According to a new notice posted on the Federal Reserve's website Friday evening, the growth numbers posted earlier in the day were incorrect and did not reflect the Staff's June views on the outlook. The new release reports 2015 GDP growth of 1.55%. The revision is substantially lower than the 2.3% reported earlier. The lower number implies that Fed staff took the -0.2% print of Q1 GDP as representative of the underlying momentum in the economy and carried some of that weakness forward into Q2 and perhaps beyond. As it is well documented, it is believed Q1 GDP was held down by a combination of statistical noise (residual seasonality) and one-off factors (the resolution of the port strike and a small weather effect) none of which should remain a drag on growth beyond that quarter.
The low staff forecast explains much of the dovish shift in tone surrounding the June FOMC meeting. The 1.55% projection for Q4/Q4 growth in 2015 is very weak. The Fed's June forecast yields a 0.9% Q2 growth rate. If the FOMC believed the staff June forecast, they were seeing an economy very different from what was perceived. Should such a forecast be realized, the FOMC would likely postpone its tightening cycle until the economy reached a firmer footing. The forecast has not been realized.
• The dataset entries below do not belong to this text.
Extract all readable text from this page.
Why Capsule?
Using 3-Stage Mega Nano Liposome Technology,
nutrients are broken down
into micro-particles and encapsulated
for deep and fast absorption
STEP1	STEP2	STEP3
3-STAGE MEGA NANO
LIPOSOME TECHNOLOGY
"We maintained our September call following the June FOMC in large part because we looked through Q1 weakness and maintained our conviction that the economy would continue to firm into the summer. To date, this conviction has been supported. Data received since mid-June have generally surprised on the upside, pushing our Q2 tracking estimate to 3.4%. Fed staff will likely revise their 2015 forecast higher, as their Q2 estimate rises in response to the data flow. The upward revision to the forecast should give the FOMC increased confidence in the underlying momentum in the US economy, keeping them on track for a rate hike this year. Indeed, the Chair's less dovish tone in her testimony before Congress two weeks ago compared with that in the press conference following the June meeting likely reflects an upwardly revised staff forecast", says Barclays.